44²+46²-42 = 2*2005 ok c'est bon j'ai réussi à caser mon 42

non je l'ai pas celle là comment peut on affirmer qu'il existe un S(A) = S(B)

S va envoie 2^n - 1 parties sur les mêmes n valeurs

2^n - 1 > n donc S n'est pas injective

il y a forcément deux ensembles A et B qui sont envoyés sur la même valeur

t'a pas assez de valeurs possibles pour qu'ils soient tous distincts

est ce que (3,2) = (2,3) ou c'est considéré comme un autre ensemble

on considère des ensembles d'indices

de sorte à en avoir 2^n - 1

donc {2, 3} = {3, 2} correspond à (a2, a3) (que je ne mets pas comme ensemble car à priori ils ne sont pas distincts)

d'accord

donc?

ils sont congrues pareil mod n

yes

donc on est bon sur leur existence ?

oui

on est enfin arrivé à la conclusion d'everg

donc si S(A)=S(B) alors on aura un sous ensemble divisible par n ?

attends depuis le temps il faut que je retrouve comment on finit l'exo

mais en attendant, j'affirme qu'on peut prendre A et B disjoints

i.e. d'intersection nulle

réfléchit à pourquoi

je comprends pas trop cette phrase

A et B disjoints i.e d'intersection nulle

on peut trouver deux parties A, B tels que S(A) = S(B) et A inter B = vide

oui

d'accord

mais j'ai pas l'impression que ça va nous aider si ?

la démo d'everg marche pas à priori

oh well screw it

on considère Si = {a1, ..., ai}

terrible désillusion

pas de chance

pense mathématiques, il faut se détacher et se connecter au flux

ça fait n sommes

si l'une d'elle est nulle, CQFD

sinon elles prennent des valeurs dans [1, n-1]

une somme ne peut être nulle

nulle mod n

ah oui d'accord mais encore faut il le prouver

qu'il existe une telle somme oui

c'est juste une disjonction de cas

une disjonction de cas, comment faire ici

soit on directement une solution

et puis j'ai l'impression qu'on s'écarte du principe de dirichlet en plus non ?

soit 0 n'est pas une somme atteinte par les Si, auquel cas elles sont dans [1, n-1]

celle là elle marche tkt

ok ?

ok

principe des tiroirs

n valeurs, n-1 tiroirs

juste ce qu'il faut

d'où i et j tels que Si et Sj aient même somme

oui

essaie de conclure

non même avec ça j'arrive pas à comprendre comment faire, donc on a des ensembles qui ont au moins 1 valeurs voire plus et 2 ensembles ayant la même somme

on pris les Sk de manière précise

sert t'en

qu'est ce que les Sk déjà j'ai surement déjà mal compris ce passage, c'est l'ensemble (a1,a2,...ak)

yes

donc a1 + ... + ai = a1 + ... + aj mod n

oui d'accord

mais avec ça je comprends pas comment conclure, ça nous sert à quoi de savoir ça

ai+1 + ... + aj = 0

en soustrayant la somme jusqu'à ai de chaque coté

d'accord oui mais là on dit que la différence de deux sommes égale fait 0 donc divisible par n ça va de soit mais ça ne montre pas que la somme même de l'ensemble est divisible par n ?

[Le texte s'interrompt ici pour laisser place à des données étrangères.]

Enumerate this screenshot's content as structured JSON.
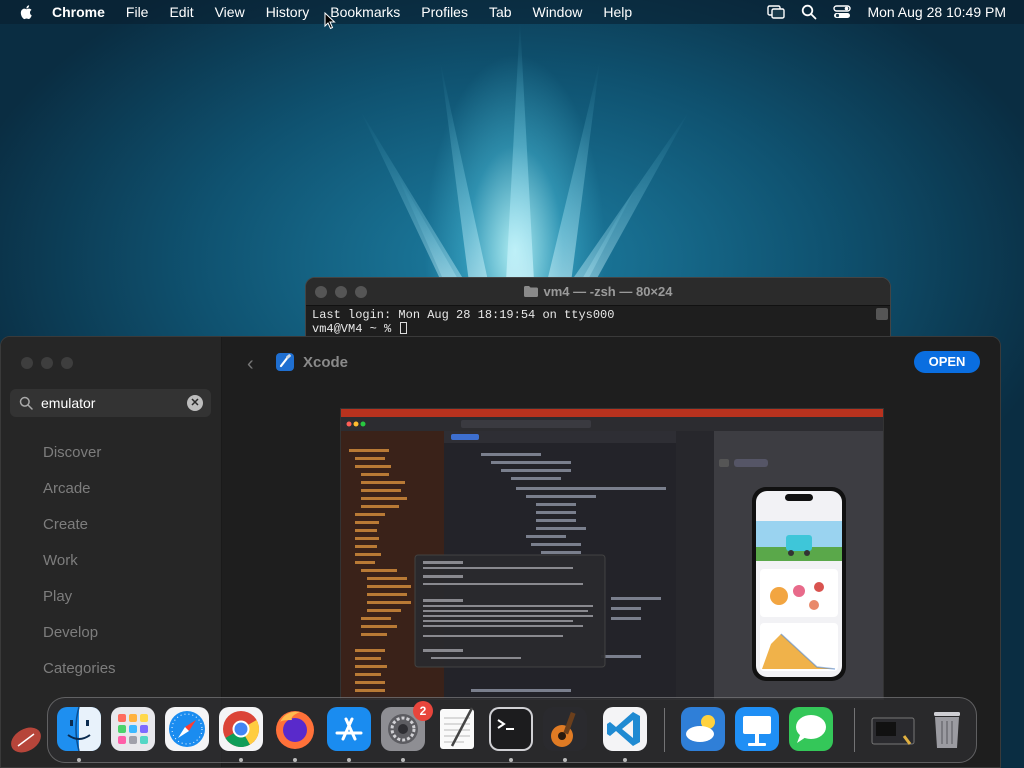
{
  "menubar": {
    "app_name": "Chrome",
    "items": [
      "File",
      "Edit",
      "View",
      "History",
      "Bookmarks",
      "Profiles",
      "Tab",
      "Window",
      "Help"
    ],
    "clock": "Mon Aug 28  10:49 PM"
  },
  "terminal": {
    "title": "vm4 — -zsh — 80×24",
    "lines": [
      "Last login: Mon Aug 28 18:19:54 on ttys000",
      "vm4@VM4 ~ % "
    ]
  },
  "appstore": {
    "search": {
      "value": "emulator"
    },
    "nav": [
      "Discover",
      "Arcade",
      "Create",
      "Work",
      "Play",
      "Develop",
      "Categories"
    ],
    "app_title": "Xcode",
    "open_label": "OPEN"
  },
  "dock": {
    "apps": [
      "Finder",
      "Launchpad",
      "Safari",
      "Google Chrome",
      "Firefox",
      "App Store",
      "System Settings",
      "TextEdit",
      "Terminal",
      "GarageBand",
      "Visual Studio Code",
      "Weather",
      "Keynote",
      "Messages",
      "Downloads",
      "Trash"
    ],
    "settings_badge": "2"
  },
  "colors": {
    "accent": "#0a6ee0",
    "badge": "#e8453c"
  }
}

A = (ai+1, ..., aj) convient

A = 0 non car tout les termes s'annule

donc A convient

A est non vide

la somme de ses éléments vaut 0 mod n

oui mais on pose S(A) = S(B) et ensuite on dit que l'ensemble A = S(A)-S(B) mais cela vaut 0

mais c'est le but

0 mod n <=> divisible par n

mais si ça vaut 0 alors c'est l'ensemble vide ?

attention aux notations là

justement tu compare des nombres et des ensembles là

mais la somme de l'ensemble est la même donc si j'associe chaque termes de deux ensembles on aura 0 donc un ensemble vide non ?

A est non vide car j > i (spdg)

mais la somme de ses éléments vaut 0 mod n

mais supposons alors que dans l'ensemble B il y ait un ak > ai alors quand on va faire ai-ak on va avoir un nombre négatif ?

mod n

tout est dans [0, n-1]

tous les calculs sont faits mod n

potentiellement ak = 10^k, mais mod n c'est pas gênant

oui mais j'ai l'impression que dans tous les cas on se retrouvera pas avec une somme qui vaut kn et donc divisible par n, où k un entier positif mais plutot une somme qui est égale à 0 soit un ensemble vide

tous les calculs sont faits mod n depuis le début

ça c'est les valeurs prises par les sommes mod n

ah donc S(A) = S(B) mod n

oui

plutot que juste S(A) = S(B)

il était sous-entendu qu'on considérait les nombres mod n

(on peut définir rigoureusement le concept de "nombre mod n" mais ça dépasse le cadre du lycée)

vraiment plus dur ou pas ?

relation d'équivalence -> ensemble quotient -> Z / nZ

à priori ça passe depuis la terminale

les ensembles quotients c'est un des premiers trucs qu'on voit en MPSI

Z/nZ en est pas un exemple bien compliqué

bon je tacherai de regarder alors, oui j'en ai déjà entendu parler, enfin vue un peu

il y a d'ailleurs des algorithmes de récupération de données (pour la transmission de signaux légèrement corrompus par le voyage) qui se base sur cette construction, mais en allant beaucoup plus loin

mais là c'est plus accessible à un lycéen

(cf l'arithmétique dans F_256 [X], où F_256 est le corps (unique à un isomorphisme près) à 256 éléments, qui se construit, il me semble, comme ensemble quotient à partir de polynomes de Z/2Z [X])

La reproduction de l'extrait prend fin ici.